One small thing is that in the proof they use n-1 instead of n as the denominator for sample variance which is different from my/Kevin's settings. Although this might be trivial, I will further look into that to see if it makes any difference. Overall this (full) derivation I would say is non-trivial, although it is not some discoveries.
Thank you very much CrazyStat. I was convinced that "x-bar and s are independent for data coming from a Normal distribution". So the conclusion is for my example, p(x|mu) is normal distribution, p(x-bar|mu), after derivation, is also normal distribution. If p(x|mu) comes from some other distributions, p(x-bar|mu), however, might not be normal.

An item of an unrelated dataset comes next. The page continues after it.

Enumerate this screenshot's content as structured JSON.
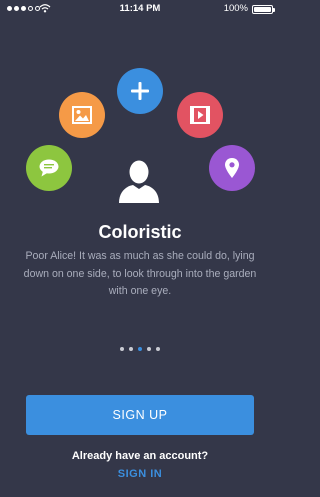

Thanks for providing the proof, and I will only be convinced by the proof :) Will update the post shortly. Thanks for the great conversation and suggestions.

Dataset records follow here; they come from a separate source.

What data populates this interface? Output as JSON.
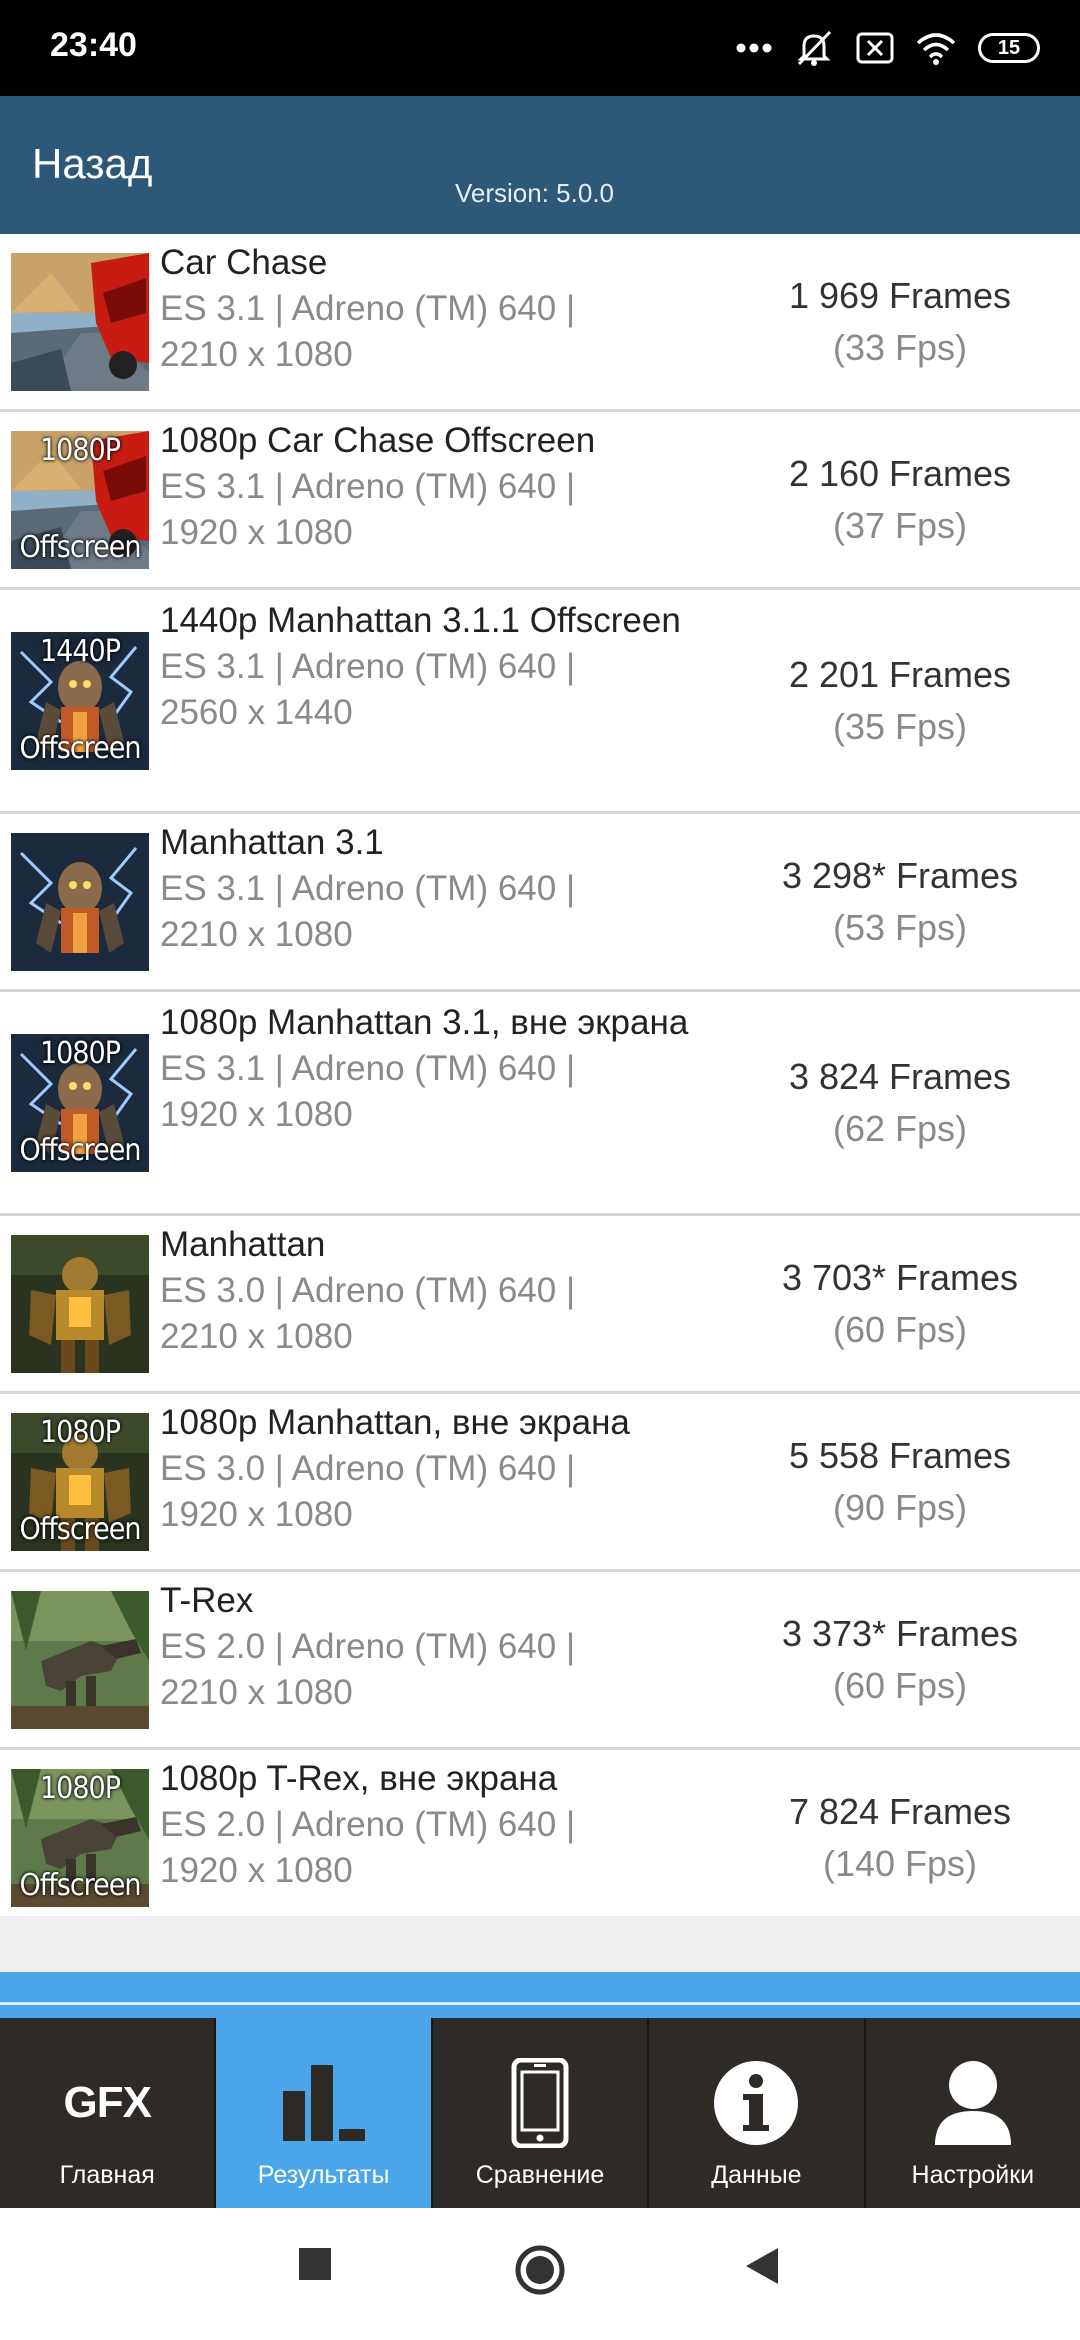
{
  "status_bar": {
    "time": "23:40",
    "battery": "15"
  },
  "header": {
    "back_label": "Назад",
    "version": "Version: 5.0.0"
  },
  "results": [
    {
      "title": "Car Chase",
      "api": "ES 3.1 | Adreno (TM) 640 |",
      "resolution": "2210 x 1080",
      "frames": "1 969 Frames",
      "fps": "(33 Fps)",
      "thumb": "car",
      "tag": ""
    },
    {
      "title": "1080p Car Chase Offscreen",
      "api": "ES 3.1 | Adreno (TM) 640 |",
      "resolution": "1920 x 1080",
      "frames": "2 160 Frames",
      "fps": "(37 Fps)",
      "thumb": "car",
      "tag": "1080P"
    },
    {
      "title": "1440p Manhattan 3.1.1 Offscreen",
      "api": "ES 3.1 | Adreno (TM) 640 |",
      "resolution": "2560 x 1440",
      "frames": "2 201 Frames",
      "fps": "(35 Fps)",
      "thumb": "robot",
      "tag": "1440P"
    },
    {
      "title": "Manhattan 3.1",
      "api": "ES 3.1 | Adreno (TM) 640 |",
      "resolution": "2210 x 1080",
      "frames": "3 298* Frames",
      "fps": "(53 Fps)",
      "thumb": "robot",
      "tag": ""
    },
    {
      "title": "1080p Manhattan 3.1, вне экрана",
      "api": "ES 3.1 | Adreno (TM) 640 |",
      "resolution": "1920 x 1080",
      "frames": "3 824 Frames",
      "fps": "(62 Fps)",
      "thumb": "robot",
      "tag": "1080P"
    },
    {
      "title": "Manhattan",
      "api": "ES 3.0 | Adreno (TM) 640 |",
      "resolution": "2210 x 1080",
      "frames": "3 703* Frames",
      "fps": "(60 Fps)",
      "thumb": "mech",
      "tag": ""
    },
    {
      "title": "1080p Manhattan, вне экрана",
      "api": "ES 3.0 | Adreno (TM) 640 |",
      "resolution": "1920 x 1080",
      "frames": "5 558 Frames",
      "fps": "(90 Fps)",
      "thumb": "mech",
      "tag": "1080P"
    },
    {
      "title": "T-Rex",
      "api": "ES 2.0 | Adreno (TM) 640 |",
      "resolution": "2210 x 1080",
      "frames": "3 373* Frames",
      "fps": "(60 Fps)",
      "thumb": "trex",
      "tag": ""
    },
    {
      "title": "1080p T-Rex, вне экрана",
      "api": "ES 2.0 | Adreno (TM) 640 |",
      "resolution": "1920 x 1080",
      "frames": "7 824 Frames",
      "fps": "(140 Fps)",
      "thumb": "trex",
      "tag": "1080P"
    }
  ],
  "thumb_bottom_tag": "Offscreen",
  "bottom_nav": {
    "gfx_logo": "GFX",
    "items": [
      {
        "label": "Главная",
        "icon": "gfx-logo-icon",
        "active": false
      },
      {
        "label": "Результаты",
        "icon": "bar-chart-icon",
        "active": true
      },
      {
        "label": "Сравнение",
        "icon": "phone-icon",
        "active": false
      },
      {
        "label": "Данные",
        "icon": "info-icon",
        "active": false
      },
      {
        "label": "Настройки",
        "icon": "user-icon",
        "active": false
      }
    ]
  },
  "colors": {
    "header": "#2d5877",
    "accent": "#4aa6e8",
    "nav_bg": "#2e2a26"
  }
}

Thanks CrazyStat. "sigma and mu are independent". But "s and x-bar are independent" is an assumption which does not hold in practice. It should also be noted that X and x are different. I defined p(x|mu) to be a Normal distribution but p(X|mu) was never defined to be normal.
However, I did make a mistake, I should have said p(x-bar|mu), instead of p(X|mu), follows normal distribution, when N->infty. This means that p(x-bar|mu) only approximates normal distribution but it will never be the exact normal distribution. This also matches the conclusion from central limit theorem.
I am going to fix the "p(x-bar|mu)" typo. Thanks for the discussion.